ディストーション・コンプレッサー、ユーティリティなど、考え得る大抵のエフェクトは収録されているでしょう。(気になる方は、UVI Falcon公式ページを確認しましょう。)
また、EVENTSタブからは、シーケンサー・アルペジエイターの他、エフェクトタブとはまた別のエフェクトを立ち上げることもできます。
中でも、シーケンサー・アルペジエイターは、様々なものが用意されており、他のシンセサイザーでは見ないものも多数含まれます。
知っておくと便利なこと
0から音を立ち上げる。
普通のシンセサイザーと違って、立ち上げても、すぐには音が出ません。
次の図のようにして、キーグループにシンセ・サンプラーを立ち上げます。
キーグループを立ち上げた後、タブを左クリック長押しで、エンジンを選びます。
これで、好きなエンジンの音が出るようになります。
EDMなどでは定番のWavetableもしっかりありますので、ソリッドな冷たいデジタルなサウンドも作ることが可能です。
ベロシティに音量を追従させたい場合
プリセットによっては、ベロシティで音量が変化しないサウンドもあります。
ベロシティに反応させたい場合には、下図を参考に。
キーグループが複数ある場合は、その全てをチェックして、変更しましょう。
Falcon私見
Omnisphere2も使いこなすのに一生かかるシンセサイザーと言われますが、Falconも負けず劣らず一生かかっても使いこなせるかどうかと思えるほどの可能性を秘めています。
エンジンの豊富さ、多数のモジュレーター、100種類を超えるエフェクト、複数種類のスクリプト(アルペジエーター・MIDIシーケンサーなど)が収録されており、組み合わせることで文字通り無限の可能性が深く広がっているのです。
出音が良いので、シンセサイザー初心者も、シンセサイザーを極めたい方も、どちらも満足できる製品であると私は思います。
Falconのここがちょっと
モジュレーションの不自由さ
前述したモジュレーターの階層の不自由さは、稀に「うっ」となることはあります。
プログラムやレイヤーに対して、ノートトリガーでモジュレーションをかけることができないという謎の縛りが、無くなることを求む……。
プリセットにタグ検索がない
また、プリセットがツリー表示のみなのは、不便な所です。タグ付けがされていないので、音の雰囲気などで検索することができません。OmnisphereやANA2などに比べると、むず痒く思えることもあります。

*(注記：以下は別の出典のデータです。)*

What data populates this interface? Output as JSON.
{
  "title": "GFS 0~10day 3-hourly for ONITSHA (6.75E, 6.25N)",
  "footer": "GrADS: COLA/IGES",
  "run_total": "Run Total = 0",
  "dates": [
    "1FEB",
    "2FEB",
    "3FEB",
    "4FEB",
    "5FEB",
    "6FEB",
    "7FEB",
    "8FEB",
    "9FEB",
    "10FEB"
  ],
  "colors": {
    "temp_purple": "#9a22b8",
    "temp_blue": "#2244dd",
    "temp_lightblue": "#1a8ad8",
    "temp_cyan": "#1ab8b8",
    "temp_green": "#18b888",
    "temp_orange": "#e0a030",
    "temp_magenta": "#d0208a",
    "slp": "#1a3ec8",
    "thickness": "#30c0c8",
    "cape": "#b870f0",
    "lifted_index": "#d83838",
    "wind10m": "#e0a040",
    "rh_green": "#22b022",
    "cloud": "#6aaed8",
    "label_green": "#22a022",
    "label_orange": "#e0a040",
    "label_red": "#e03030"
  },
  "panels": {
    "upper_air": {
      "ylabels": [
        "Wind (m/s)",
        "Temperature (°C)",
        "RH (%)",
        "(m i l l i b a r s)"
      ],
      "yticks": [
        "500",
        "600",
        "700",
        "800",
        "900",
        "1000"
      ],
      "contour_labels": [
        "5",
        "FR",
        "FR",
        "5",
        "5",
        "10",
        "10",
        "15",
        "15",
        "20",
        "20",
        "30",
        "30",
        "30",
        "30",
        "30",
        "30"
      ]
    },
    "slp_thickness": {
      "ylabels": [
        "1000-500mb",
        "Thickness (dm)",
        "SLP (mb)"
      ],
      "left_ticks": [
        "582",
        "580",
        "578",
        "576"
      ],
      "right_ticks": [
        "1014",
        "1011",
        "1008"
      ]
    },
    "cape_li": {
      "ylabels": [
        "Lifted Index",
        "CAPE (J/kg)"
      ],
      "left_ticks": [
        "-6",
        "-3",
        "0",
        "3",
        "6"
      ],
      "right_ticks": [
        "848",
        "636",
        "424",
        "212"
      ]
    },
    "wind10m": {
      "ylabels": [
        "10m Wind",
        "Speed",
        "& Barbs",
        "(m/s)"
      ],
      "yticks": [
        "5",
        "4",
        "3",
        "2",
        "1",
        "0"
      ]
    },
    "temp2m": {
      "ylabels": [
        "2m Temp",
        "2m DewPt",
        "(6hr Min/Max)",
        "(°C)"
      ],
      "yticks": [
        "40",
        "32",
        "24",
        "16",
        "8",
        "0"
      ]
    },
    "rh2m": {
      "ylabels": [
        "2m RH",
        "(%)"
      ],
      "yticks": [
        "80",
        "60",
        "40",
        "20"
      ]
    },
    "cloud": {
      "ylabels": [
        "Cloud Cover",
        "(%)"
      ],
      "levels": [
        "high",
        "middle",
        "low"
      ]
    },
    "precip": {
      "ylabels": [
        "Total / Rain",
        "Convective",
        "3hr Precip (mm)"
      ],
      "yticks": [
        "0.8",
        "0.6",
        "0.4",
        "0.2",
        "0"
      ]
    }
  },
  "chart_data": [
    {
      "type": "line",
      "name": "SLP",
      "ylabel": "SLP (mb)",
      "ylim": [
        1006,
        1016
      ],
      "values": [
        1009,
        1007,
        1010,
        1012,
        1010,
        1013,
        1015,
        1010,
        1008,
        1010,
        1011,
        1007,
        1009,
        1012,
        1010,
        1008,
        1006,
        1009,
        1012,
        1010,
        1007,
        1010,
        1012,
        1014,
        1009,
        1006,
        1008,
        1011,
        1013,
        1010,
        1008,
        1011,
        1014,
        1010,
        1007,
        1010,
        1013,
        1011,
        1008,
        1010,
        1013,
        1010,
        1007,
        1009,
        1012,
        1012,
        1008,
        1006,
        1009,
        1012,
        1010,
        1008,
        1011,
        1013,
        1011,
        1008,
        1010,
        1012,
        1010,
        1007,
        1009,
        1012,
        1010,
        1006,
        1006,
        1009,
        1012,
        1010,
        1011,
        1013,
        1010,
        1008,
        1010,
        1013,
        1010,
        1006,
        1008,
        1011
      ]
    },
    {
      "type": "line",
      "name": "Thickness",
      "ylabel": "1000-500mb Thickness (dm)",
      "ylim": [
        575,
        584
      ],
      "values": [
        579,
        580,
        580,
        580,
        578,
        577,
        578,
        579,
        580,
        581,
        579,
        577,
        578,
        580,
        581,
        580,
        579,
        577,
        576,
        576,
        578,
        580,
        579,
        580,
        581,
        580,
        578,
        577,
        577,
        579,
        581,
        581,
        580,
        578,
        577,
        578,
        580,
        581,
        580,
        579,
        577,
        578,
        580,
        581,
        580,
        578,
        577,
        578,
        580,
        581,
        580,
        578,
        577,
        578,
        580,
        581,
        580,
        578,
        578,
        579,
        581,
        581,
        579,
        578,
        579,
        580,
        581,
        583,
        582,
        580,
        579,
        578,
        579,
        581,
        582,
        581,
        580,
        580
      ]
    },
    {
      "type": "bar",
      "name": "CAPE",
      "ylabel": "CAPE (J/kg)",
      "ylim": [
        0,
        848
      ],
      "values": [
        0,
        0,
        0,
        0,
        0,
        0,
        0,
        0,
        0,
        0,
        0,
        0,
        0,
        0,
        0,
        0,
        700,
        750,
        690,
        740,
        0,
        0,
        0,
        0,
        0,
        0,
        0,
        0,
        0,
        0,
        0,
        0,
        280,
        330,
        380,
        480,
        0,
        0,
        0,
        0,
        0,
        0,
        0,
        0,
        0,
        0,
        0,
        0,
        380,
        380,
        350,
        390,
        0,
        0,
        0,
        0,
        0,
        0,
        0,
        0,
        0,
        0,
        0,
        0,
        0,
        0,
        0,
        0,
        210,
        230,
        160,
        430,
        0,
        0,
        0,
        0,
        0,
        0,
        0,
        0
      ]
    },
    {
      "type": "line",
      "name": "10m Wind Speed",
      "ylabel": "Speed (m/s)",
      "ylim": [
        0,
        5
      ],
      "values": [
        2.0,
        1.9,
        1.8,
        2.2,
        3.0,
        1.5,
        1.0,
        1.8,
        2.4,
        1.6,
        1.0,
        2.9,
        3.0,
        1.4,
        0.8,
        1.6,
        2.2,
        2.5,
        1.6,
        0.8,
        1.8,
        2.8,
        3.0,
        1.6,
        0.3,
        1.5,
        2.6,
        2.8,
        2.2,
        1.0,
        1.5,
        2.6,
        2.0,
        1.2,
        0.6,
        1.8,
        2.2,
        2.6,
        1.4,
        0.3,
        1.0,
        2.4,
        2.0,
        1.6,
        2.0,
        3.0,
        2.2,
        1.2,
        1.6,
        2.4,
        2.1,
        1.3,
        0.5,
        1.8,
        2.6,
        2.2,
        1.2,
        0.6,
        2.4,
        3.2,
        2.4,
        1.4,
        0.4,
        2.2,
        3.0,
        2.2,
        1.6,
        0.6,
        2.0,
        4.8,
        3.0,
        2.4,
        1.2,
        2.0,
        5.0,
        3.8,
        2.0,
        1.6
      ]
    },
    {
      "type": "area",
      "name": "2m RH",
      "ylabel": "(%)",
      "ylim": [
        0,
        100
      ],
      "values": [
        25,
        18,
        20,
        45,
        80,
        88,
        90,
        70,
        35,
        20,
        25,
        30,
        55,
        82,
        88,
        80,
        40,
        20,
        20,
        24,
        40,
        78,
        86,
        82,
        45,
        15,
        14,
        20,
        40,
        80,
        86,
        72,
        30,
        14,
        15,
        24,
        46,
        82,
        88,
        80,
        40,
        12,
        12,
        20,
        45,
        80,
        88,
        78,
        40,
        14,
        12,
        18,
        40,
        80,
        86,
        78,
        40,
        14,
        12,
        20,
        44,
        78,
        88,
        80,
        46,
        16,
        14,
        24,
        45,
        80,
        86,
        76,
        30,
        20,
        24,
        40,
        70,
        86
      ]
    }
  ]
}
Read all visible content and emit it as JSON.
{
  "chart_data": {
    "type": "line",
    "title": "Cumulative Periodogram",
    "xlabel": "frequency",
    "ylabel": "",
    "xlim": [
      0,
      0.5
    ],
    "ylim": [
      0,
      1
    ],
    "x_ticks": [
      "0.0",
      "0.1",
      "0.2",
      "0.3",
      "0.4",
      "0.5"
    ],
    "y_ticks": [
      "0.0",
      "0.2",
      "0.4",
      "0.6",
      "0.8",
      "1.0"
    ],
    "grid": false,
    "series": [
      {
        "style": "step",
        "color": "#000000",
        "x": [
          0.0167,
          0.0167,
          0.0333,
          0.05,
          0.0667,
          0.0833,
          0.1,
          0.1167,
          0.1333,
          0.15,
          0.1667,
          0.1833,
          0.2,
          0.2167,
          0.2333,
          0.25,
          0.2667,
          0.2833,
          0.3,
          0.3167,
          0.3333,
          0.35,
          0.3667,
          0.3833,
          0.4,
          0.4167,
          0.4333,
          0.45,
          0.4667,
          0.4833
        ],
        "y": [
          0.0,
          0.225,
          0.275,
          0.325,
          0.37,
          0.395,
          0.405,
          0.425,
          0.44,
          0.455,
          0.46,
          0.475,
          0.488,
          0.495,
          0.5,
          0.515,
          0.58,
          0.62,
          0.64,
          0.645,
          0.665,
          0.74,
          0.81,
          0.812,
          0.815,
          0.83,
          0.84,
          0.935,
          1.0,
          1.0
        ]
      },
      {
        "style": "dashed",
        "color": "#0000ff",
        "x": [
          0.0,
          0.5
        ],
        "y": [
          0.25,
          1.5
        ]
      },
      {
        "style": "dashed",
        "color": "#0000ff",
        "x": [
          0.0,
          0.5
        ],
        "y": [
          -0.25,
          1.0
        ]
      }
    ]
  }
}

ただ、Omnisphereの場合は「どうやって使うんだ、この音?」と感じるプリセットも大量に含まれている反面、Falconは厳選したプリセットが入っているので、音選びの大変さはさほど変わらないようにも思います。
CPU負荷
Falconは、際限なくエフェクトやオシレーターを立ち上げられるので、立ち上げる程にCPU負荷は高まります。
今回のサンプル曲の中では、CPU負荷が20%を超えるプリセットも。
●PCスペック
- OS:Windows10 64bit
- CPU:AMD Ryzen 9 3900X [3.8GHz/12Core]
- メモリ:64GB
- DAW:Studio One6
- サンプリングレート・解像度:48kHz・32bit float
- バッファーサイズ:1024samples
- オーディオインターフェース:Antelope Audio Discrete4
CPU負荷については、プリセットやライブラリによって本当にまちまちです。
他のUVI製品のVintage Valutのような実機シンセから音を録音して組み立てているロンプラー系ライブラリは、CPU負荷がさほど上がらない印象です。(5%ほどのプリセットが多い。)
一方、FalconエキスパンションのOrganic Keysなどでは、私の環境でも40%ほどと負担が高くなるプリセットも多いです。
まとめ
以上が、UVI Falconのレビューです。
品を感じる上質なサウンド。際限のないカスタマイズが可能。一生かけて付き合える懐の深いシンセサイザーです。
他のUVI製品の母艦にもなるので、私は立ち上げない日はないくらい使っているプラグインですね。